After routine housekeeping tasks, including the appointment of Christopher Lordi as the Delaware Valley School District’s coordinator of Title IX, the American with Disabilities Act (ADA), and the civil rights compliance coordinator, the Delaware Valley School Board spent most of their Feb. 10 meeting listening to public comments about how public comments should be handled, how books get into the schools’ libraries, sex and gender questions on the Tobacco Youth Survey, and whether quarantines are keeping healthy kids out of school.
Who gets to talk?
Matthew Contreras, who arrived late, wanted to talk about public comments. School board president Jack Fisher said, “We did. You missed it.”
Contreras said commenters should be able to say whatever they want and not stopped just because someone doesn’t like their speech. “As long as I’m not saying I want to shoot you or burn the school down, speech in general should be acceptable,” he said. “My worry is that the presiding officer, whether it’s Jack or somebody else, says, well you can’t say that, I don’t like that language.”
Fisher, who at a previous meeting dressed Contreras down for referring to DV teachers as “gestapo,” told him: “As the presiding officer, I made it clear to my fellow board members that there are certain words we do not use. We do not use the F word. We do not use the N word. We do not create a hostile working environment.”
Fisher said the people who work at DV deserve decorum. “Any language which is inflammatory and goes against their working environment, I will stop,” he said. He told Contreras he could say whatever he wanted about elected officials, “but when you get to the employees of this district, that’s when it will stop.”
Who picks the books?
How do books find their way onto the shelves of the school district’s libraries?
“Can anyone just add one?” asked Derek Smith, a newly elected member of the school board.
Fisher said he’d put the matter on the agenda for the next work session on Thursday, March 17.
Contreras said a full-blown investigation into library books is necessary, given their “extreme sexual content.”
The schools superintendent, Dr. John Bell, said Contreras doesn’t have any students in district. Contreras said he had every right to be present, and that at some time in the future, he might have a student attending DV schools.
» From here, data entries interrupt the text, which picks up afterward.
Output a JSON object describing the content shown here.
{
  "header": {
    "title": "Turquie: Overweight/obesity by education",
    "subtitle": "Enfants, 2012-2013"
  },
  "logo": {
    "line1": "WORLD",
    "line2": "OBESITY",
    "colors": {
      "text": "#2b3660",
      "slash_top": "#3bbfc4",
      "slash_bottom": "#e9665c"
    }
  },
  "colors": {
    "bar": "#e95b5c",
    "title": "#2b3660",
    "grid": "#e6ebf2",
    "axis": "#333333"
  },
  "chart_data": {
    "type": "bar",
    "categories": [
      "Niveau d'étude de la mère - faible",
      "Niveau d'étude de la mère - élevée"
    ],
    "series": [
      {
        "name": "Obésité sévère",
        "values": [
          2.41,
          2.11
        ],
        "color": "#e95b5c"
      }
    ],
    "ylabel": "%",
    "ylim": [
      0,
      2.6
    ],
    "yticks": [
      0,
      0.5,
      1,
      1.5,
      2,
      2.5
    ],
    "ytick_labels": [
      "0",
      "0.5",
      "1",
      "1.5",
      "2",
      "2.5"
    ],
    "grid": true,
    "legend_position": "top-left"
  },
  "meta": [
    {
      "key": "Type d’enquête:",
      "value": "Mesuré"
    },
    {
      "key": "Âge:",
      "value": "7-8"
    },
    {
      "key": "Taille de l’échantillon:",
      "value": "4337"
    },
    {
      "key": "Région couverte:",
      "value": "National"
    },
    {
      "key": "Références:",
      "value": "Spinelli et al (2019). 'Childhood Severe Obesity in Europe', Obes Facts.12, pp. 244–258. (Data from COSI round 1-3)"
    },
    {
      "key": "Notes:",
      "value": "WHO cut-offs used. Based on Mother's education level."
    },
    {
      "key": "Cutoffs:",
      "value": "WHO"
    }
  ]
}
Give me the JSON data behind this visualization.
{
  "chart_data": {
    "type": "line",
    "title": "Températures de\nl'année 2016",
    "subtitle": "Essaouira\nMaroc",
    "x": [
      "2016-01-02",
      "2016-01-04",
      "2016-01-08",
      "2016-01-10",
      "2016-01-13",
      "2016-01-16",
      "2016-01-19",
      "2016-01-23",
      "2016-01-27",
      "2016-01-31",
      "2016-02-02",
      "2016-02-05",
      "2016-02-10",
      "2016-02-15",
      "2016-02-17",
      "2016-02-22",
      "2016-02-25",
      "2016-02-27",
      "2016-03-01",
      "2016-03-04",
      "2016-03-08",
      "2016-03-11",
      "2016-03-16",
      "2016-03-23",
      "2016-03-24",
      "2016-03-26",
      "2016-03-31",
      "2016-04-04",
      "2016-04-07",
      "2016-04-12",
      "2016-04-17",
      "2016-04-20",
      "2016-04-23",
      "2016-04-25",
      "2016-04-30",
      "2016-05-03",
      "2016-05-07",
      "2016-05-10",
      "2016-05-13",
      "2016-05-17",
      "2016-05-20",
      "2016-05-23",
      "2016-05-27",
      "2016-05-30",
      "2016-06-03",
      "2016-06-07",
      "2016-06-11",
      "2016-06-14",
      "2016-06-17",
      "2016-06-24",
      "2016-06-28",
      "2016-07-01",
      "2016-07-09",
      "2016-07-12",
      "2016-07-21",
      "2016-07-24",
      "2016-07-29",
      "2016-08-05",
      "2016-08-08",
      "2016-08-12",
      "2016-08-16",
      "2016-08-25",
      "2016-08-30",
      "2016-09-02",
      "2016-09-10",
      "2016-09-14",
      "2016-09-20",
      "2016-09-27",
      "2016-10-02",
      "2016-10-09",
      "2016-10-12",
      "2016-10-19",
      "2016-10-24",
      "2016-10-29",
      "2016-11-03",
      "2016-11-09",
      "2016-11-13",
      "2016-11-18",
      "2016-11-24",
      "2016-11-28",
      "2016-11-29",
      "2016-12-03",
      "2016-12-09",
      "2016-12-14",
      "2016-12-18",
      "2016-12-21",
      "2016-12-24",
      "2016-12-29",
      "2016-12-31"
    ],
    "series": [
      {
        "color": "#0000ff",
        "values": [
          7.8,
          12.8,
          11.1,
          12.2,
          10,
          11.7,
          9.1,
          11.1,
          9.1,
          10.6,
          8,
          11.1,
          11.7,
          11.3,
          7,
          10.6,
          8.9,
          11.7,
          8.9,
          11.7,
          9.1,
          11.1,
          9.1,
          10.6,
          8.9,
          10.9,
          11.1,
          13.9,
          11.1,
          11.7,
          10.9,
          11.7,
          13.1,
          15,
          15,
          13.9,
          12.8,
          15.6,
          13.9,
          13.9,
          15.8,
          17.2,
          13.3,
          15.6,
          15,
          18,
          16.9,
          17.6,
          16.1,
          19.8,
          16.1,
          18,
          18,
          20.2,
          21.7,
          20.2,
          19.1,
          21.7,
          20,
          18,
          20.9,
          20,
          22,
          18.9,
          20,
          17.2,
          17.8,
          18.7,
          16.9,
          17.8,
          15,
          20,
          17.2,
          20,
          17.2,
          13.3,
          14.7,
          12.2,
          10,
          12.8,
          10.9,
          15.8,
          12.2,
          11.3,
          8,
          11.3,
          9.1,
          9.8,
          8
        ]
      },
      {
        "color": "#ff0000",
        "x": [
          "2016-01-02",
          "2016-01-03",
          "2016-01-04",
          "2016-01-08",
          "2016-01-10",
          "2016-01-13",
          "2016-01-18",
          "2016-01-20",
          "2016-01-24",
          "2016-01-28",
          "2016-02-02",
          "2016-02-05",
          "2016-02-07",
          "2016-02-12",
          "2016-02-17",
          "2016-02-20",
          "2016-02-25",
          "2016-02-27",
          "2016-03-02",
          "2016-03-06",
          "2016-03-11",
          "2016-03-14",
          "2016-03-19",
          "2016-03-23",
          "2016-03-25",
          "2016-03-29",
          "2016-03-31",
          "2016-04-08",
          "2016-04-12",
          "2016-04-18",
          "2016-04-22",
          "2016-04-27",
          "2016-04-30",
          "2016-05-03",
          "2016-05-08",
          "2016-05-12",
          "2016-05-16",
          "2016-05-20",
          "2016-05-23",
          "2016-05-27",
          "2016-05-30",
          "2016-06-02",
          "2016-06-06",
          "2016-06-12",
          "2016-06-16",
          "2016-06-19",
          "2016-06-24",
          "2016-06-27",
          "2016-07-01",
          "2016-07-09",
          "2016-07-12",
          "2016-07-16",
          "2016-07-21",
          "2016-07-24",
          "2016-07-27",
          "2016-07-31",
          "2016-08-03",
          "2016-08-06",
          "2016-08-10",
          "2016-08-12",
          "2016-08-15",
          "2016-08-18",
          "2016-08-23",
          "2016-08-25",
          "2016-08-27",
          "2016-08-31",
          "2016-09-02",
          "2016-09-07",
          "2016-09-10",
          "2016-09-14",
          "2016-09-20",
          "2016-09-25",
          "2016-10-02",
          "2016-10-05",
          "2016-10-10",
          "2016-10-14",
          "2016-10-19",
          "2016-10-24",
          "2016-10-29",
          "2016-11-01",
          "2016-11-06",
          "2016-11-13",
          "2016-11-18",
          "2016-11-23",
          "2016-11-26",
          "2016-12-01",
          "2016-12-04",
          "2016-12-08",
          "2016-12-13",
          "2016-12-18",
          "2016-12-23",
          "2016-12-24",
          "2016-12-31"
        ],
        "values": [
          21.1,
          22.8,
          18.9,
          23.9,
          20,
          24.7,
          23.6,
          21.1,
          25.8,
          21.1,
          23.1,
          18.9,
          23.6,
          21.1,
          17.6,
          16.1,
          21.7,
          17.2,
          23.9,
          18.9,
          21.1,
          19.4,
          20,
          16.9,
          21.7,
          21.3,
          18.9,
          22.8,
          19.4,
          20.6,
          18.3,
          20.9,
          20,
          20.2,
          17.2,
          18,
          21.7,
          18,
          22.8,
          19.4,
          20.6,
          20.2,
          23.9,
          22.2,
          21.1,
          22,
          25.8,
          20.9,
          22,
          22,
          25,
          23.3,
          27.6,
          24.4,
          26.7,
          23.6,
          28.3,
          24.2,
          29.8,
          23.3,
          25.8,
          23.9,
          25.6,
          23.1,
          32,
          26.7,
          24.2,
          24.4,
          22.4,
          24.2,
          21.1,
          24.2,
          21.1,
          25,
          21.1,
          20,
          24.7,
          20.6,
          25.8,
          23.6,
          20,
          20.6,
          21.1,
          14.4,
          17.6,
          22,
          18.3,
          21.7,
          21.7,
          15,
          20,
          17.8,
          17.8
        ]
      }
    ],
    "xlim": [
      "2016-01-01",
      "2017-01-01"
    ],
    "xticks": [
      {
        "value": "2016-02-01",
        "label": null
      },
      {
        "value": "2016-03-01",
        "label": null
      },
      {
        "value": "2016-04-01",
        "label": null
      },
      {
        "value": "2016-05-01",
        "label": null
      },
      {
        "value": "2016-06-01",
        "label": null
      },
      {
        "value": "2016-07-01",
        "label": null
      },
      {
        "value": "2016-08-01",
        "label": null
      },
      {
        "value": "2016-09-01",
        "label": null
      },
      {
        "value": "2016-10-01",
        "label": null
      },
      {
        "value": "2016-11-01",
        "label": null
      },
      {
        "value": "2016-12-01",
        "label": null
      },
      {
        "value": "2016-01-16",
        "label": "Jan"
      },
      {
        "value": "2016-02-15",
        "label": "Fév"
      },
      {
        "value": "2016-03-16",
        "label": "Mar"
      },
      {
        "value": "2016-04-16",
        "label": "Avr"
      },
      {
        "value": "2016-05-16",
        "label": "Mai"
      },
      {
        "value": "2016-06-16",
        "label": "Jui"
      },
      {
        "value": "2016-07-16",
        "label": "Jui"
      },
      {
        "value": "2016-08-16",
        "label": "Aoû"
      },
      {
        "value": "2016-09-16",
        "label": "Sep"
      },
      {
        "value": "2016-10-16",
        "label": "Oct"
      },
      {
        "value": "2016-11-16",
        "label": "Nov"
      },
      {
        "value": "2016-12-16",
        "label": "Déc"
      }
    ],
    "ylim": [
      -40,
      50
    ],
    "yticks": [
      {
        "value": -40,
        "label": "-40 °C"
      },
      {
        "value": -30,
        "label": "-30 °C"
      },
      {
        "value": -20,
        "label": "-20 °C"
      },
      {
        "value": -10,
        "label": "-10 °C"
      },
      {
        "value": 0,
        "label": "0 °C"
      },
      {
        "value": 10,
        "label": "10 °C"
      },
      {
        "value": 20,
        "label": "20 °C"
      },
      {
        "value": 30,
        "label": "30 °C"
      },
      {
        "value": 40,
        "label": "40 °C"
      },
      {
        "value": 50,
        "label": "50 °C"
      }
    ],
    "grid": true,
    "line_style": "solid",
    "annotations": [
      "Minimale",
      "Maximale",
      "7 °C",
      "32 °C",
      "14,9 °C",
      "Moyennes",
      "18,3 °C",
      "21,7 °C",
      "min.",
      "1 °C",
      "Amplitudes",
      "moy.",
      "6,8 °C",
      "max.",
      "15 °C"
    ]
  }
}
School board member Dawn Bukaj said Contreras could email Fisher or Bell with suggested agenda items.
Another person said parents’ jaws would drop if they knew about some of the books available in school libraries, which she claimed included pornography.
Why the sex questions?
Parents said middle schoolers were asked 160-plus questions in the Tobacco Youth Survey, including about gender and sexual preferences. Parents were able to opt their children out of the survey.
The parents told the school board that the survey was sneaky, since it was supposed to be about tobacco, not sex or gender. They wanted to be able to opt out of all school surveys.
Parent Crystal Esmail said opting out isn’t the same as giving permission.
Bell said the Tobacco Youth Survey is an anonymous online survey given to 20 percent of schools nationwide on a five-year cycle by the federal education department. The Centers for Disease Control oversees the survey.
Board member Jessica Decker said the board needs to review its survey policy.
Another member of the public, Linda, who said she was a retired public health nurse, said the surveys are enormously important in understanding teen pregnancy and sexual activity, and guiding the allocation of dollars. She said she was proud that DV participated in the survey.
Fisher and Bell said the board would talk more about surveys next month.
The hell of quarantine
Why are we quarantining kids who are healthy? asked another parent, Chris, who has six children in three schools throughout the district. Two are on the spectrum with individualized education programs.
Why are workers able to return to their jobs after five days as long as they wear a mask, while the kids are out for ten? he asked.
He said he’s been on the phone with the principal, with his kids screaming and crying throughout. It’s horrible and hurting his family, he said. He believes some of his children may have to repeat a grade.
He said his “youngest is a kindergartner who absolutely despises going to school. I am losing money every morning because I go into work late because I have to help my wife because my kindergartner is overpowering her.”
After days of school lost, he and his wife are back to trying to get them on the bus. He thinks they need to revisit the 5+5. Covid policies are punishing healthy children, he said, “which is wrong, horribly wrong.”
He said he emailed the board and hasn’t received a response from anyone. Fisher said the board has not reached the point where it has to make a decision. To answer prematurely could prejudice the board’s ultimate decision, he said.
The next work session, when the agenda for the next meeting is next, will be held on Thursday, March 10. The next board meeting is scheduled for Thursday, March 17.